China, India and Cambodia could face an AIDS "catastrophe" as the HIV virus spreads deeper into parts of Asia where health controls are weak, the U.S.-based Centers for Disease Control and Prevention said on Thursday.
"It looks like Africa did a decade or so ago," she told a briefing in Singapore.
China, the world's most populous nation, estimates that around one million of its people suffer from HIV, the virus which causes AIDS, a figure the United Nations says could soar to 10 million by the end of the decade.
India, with the world's second-biggest population, has at least four million sufferers. In Cambodia, an estimated 158,000 people, or 2.6 percent of adults in the war-scarred nation, are HIV positive.

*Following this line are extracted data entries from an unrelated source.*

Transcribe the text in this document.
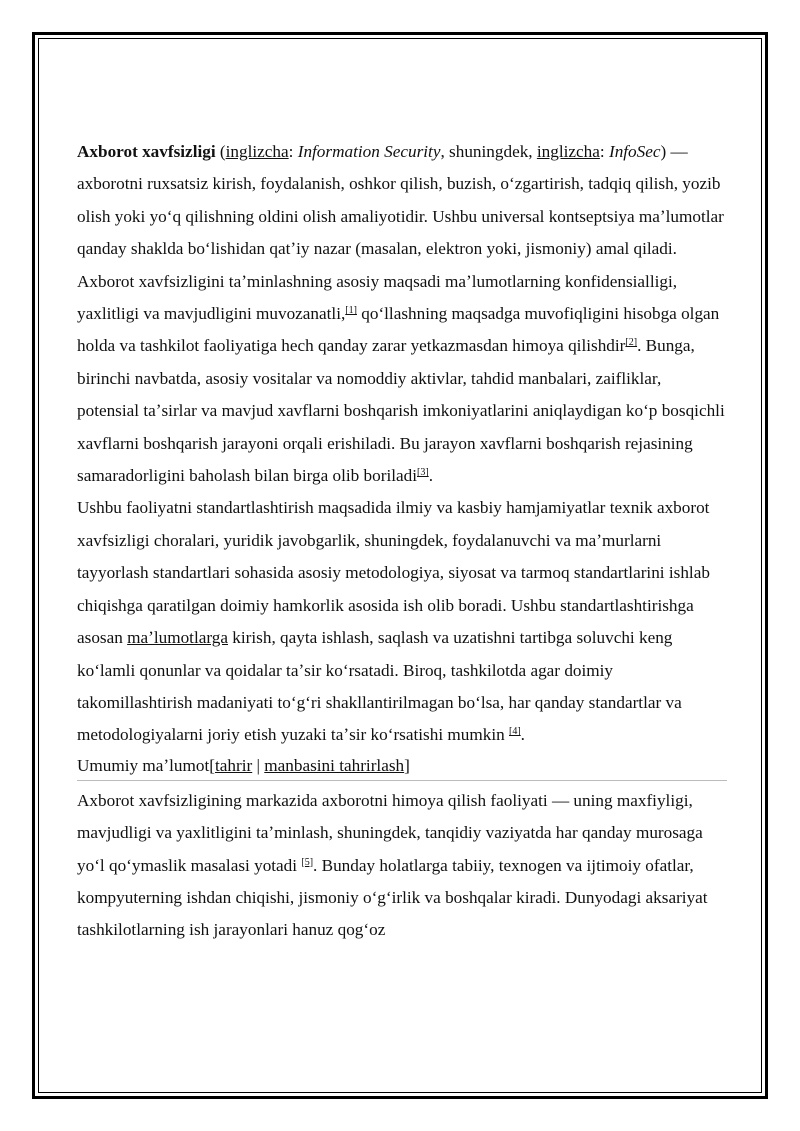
Axborot xavfsizligi (inglizcha: Information Security, shuningdek, inglizcha: InfoSec) — axborotni ruxsatsiz kirish, foydalanish, oshkor qilish, buzish, oʻzgartirish, tadqiq qilish, yozib olish yoki yoʻq qilishning oldini olish amaliyotidir. Ushbu universal kontseptsiya maʼlumotlar qanday shaklda boʻlishidan qatʼiy nazar (masalan, elektron yoki, jismoniy) amal qiladi. Axborot xavfsizligini taʼminlashning asosiy maqsadi maʼlumotlarning konfidensialligi, yaxlitligi va mavjudligini muvozanatli,[1] qoʻllashning maqsadga muvofiqligini hisobga olgan holda va tashkilot faoliyatiga hech qanday zarar yetkazmasdan himoya qilishdir[2]. Bunga, birinchi navbatda, asosiy vositalar va nomoddiy aktivlar, tahdid manbalari, zaifliklar, potensial taʼsirlar va mavjud xavflarni boshqarish imkoniyatlarini aniqlaydigan koʻp bosqichli xavflarni boshqarish jarayoni orqali erishiladi. Bu jarayon xavflarni boshqarish rejasining samaradorligini baholash bilan birga olib boriladi[3].

Ushbu faoliyatni standartlashtirish maqsadida ilmiy va kasbiy hamjamiyatlar texnik axborot xavfsizligi choralari, yuridik javobgarlik, shuningdek, foydalanuvchi va maʼmurlarni tayyorlash standartlari sohasida asosiy metodologiya, siyosat va tarmoq standartlarini ishlab chiqishga qaratilgan doimiy hamkorlik asosida ish olib boradi. Ushbu standartlashtirishga asosan maʼlumotlarga kirish, qayta ishlash, saqlash va uzatishni tartibga soluvchi keng koʻlamli qonunlar va qoidalar taʼsir koʻrsatadi. Biroq, tashkilotda agar doimiy takomillashtirish madaniyati toʻgʻri shakllantirilmagan boʻlsa, har qanday standartlar va metodologiyalarni joriy etish yuzaki taʼsir koʻrsatishi mumkin [4].

Umumiy maʼlumot[tahrir | manbasini tahrirlash]

Axborot xavfsizligining markazida axborotni himoya qilish faoliyati — uning maxfiyligi, mavjudligi va yaxlitligini taʼminlash, shuningdek, tanqidiy vaziyatda har qanday murosaga yoʻl qoʻymaslik masalasi yotadi [5]. Bunday holatlarga tabiiy, texnogen va ijtimoiy ofatlar, kompyuterning ishdan chiqishi, jismoniy oʻgʻirlik va boshqalar kiradi. Dunyodagi aksariyat tashkilotlarning ish jarayonlari hanuz qogʻoz
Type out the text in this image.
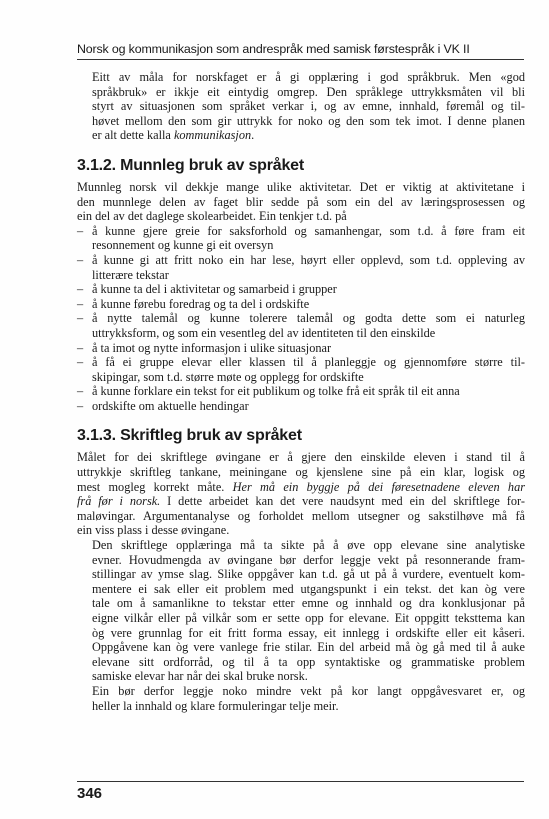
Norsk og kommunikasjon som andrespråk med samisk førstespråk i VK II

Eitt av måla for norskfaget er å gi opplæring i god språkbruk. Men «god
språkbruk» er ikkje eit eintydig omgrep. Den språklege uttrykksmåten vil bli
styrt av situasjonen som språket verkar i, og av emne, innhald, føremål og til-
høvet mellom den som gir uttrykk for noko og den som tek imot. I denne planen
er alt dette kalla kommunikasjon.

3.1.2. Munnleg bruk av språket

Munnleg norsk vil dekkje mange ulike aktivitetar. Det er viktig at aktivitetane i
den munnlege delen av faget blir sedde på som ein del av læringsprosessen og
ein del av det daglege skolearbeidet. Ein tenkjer t.d. på

– å kunne gjere greie for saksforhold og samanhengar, som t.d. å føre fram eit
resonnement og kunne gi eit oversyn
– å kunne gi att fritt noko ein har lese, høyrt eller opplevd, som t.d. oppleving av
litterære tekstar
– å kunne ta del i aktivitetar og samarbeid i grupper
– å kunne førebu foredrag og ta del i ordskifte
– å nytte talemål og kunne tolerere talemål og godta dette som ei naturleg
uttrykksform, og som ein vesentleg del av identiteten til den einskilde
– å ta imot og nytte informasjon i ulike situasjonar
– å få ei gruppe elevar eller klassen til å planleggje og gjennomføre større til-
skipingar, som t.d. større møte og opplegg for ordskifte
– å kunne forklare ein tekst for eit publikum og tolke frå eit språk til eit anna
– ordskifte om aktuelle hendingar
3.1.3. Skriftleg bruk av språket

Målet for dei skriftlege øvingane er å gjere den einskilde eleven i stand til å
uttrykkje skriftleg tankane, meiningane og kjenslene sine på ein klar, logisk og
mest mogleg korrekt måte. Her må ein byggje på dei føresetnadene eleven har
frå før i norsk. I dette arbeidet kan det vere naudsynt med ein del skriftlege for-
maløvingar. Argumentanalyse og forholdet mellom utsegner og sakstilhøve må få
ein viss plass i desse øvingane.

Den skriftlege opplæringa må ta sikte på å øve opp elevane sine analytiske
evner. Hovudmengda av øvingane bør derfor leggje vekt på resonnerande fram-
stillingar av ymse slag. Slike oppgåver kan t.d. gå ut på å vurdere, eventuelt kom-
mentere ei sak eller eit problem med utgangspunkt i ein tekst. det kan òg vere
tale om å samanlikne to tekstar etter emne og innhald og dra konklusjonar på
eigne vilkår eller på vilkår som er sette opp for elevane. Eit oppgitt teksttema kan
òg vere grunnlag for eit fritt forma essay, eit innlegg i ordskifte eller eit kåseri.
Oppgåvene kan òg vere vanlege frie stilar. Ein del arbeid må òg gå med til å auke
elevane sitt ordforråd, og til å ta opp syntaktiske og grammatiske problem
samiske elevar har når dei skal bruke norsk.

Ein bør derfor leggje noko mindre vekt på kor langt oppgåvesvaret er, og
heller la innhald og klare formuleringar telje meir.

346
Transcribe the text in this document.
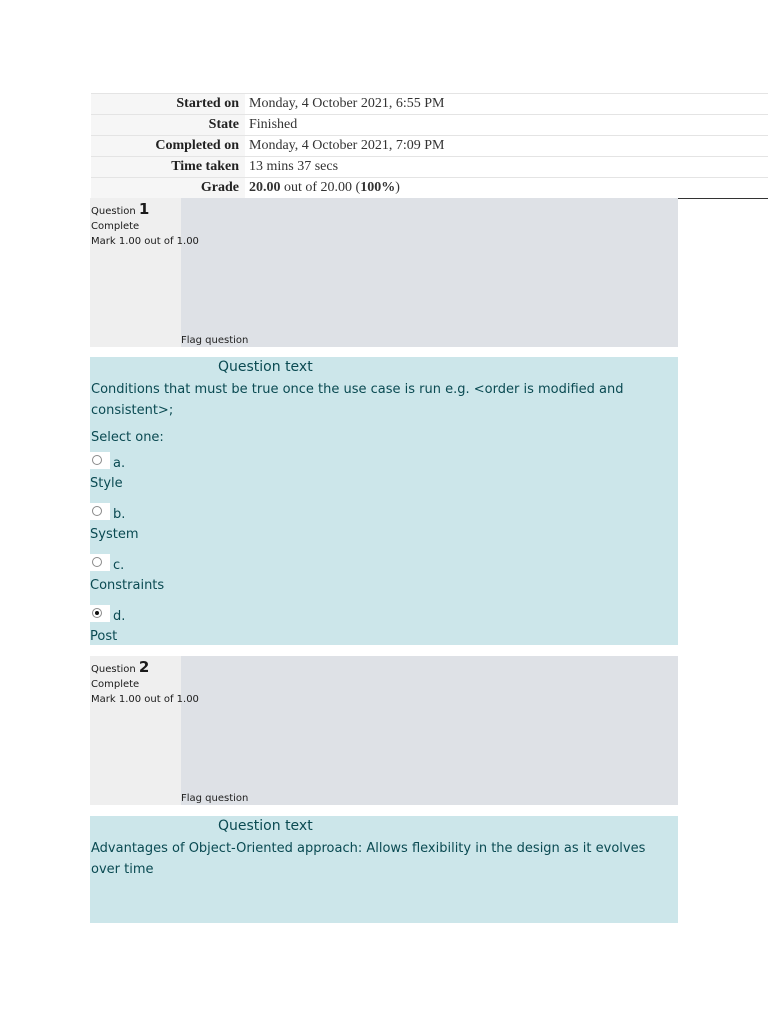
Started on	Monday, 4 October 2021, 6:55 PM
State	Finished
Completed on	Monday, 4 October 2021, 7:09 PM
Time taken	13 mins 37 secs
Grade	20.00 out of 20.00 (100%)
Question 1
Complete
Mark 1.00 out of 1.00
Flag question
Question text
Conditions that must be true once the use case is run e.g. <order is modified and consistent>;
Select one:
a.
Style
b.
System
c.
Constraints
d.
Post
Question 2
Complete
Mark 1.00 out of 1.00
Flag question
Question text
Advantages of Object-Oriented approach: Allows flexibility in the design as it evolves over time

"If we don't intervene in those environments we will have a catastrophe of a very, very profound increase in the number of cases," said Gerberding of the CDC, a federal health agency overseen by the Department of Health and Human Services.
The CDC director is meeting Asian health officials to discuss technical support in detecting emerging infectious disease in the aftermath of deadly outbreaks of Severe Acute Respiratory Syndrome in China, Taiwan, Singapore and Hong Kong.
United Nations agency UNAIDS says 42 million people are infected with HIV worldwide -- 29.4 million of them in Africa. It has killed 25 million worldwide.
The United Nations forecasts that by 2010, 45 million more will be infected if the pandemic continues at its current pace and 70 million will have died by 2020.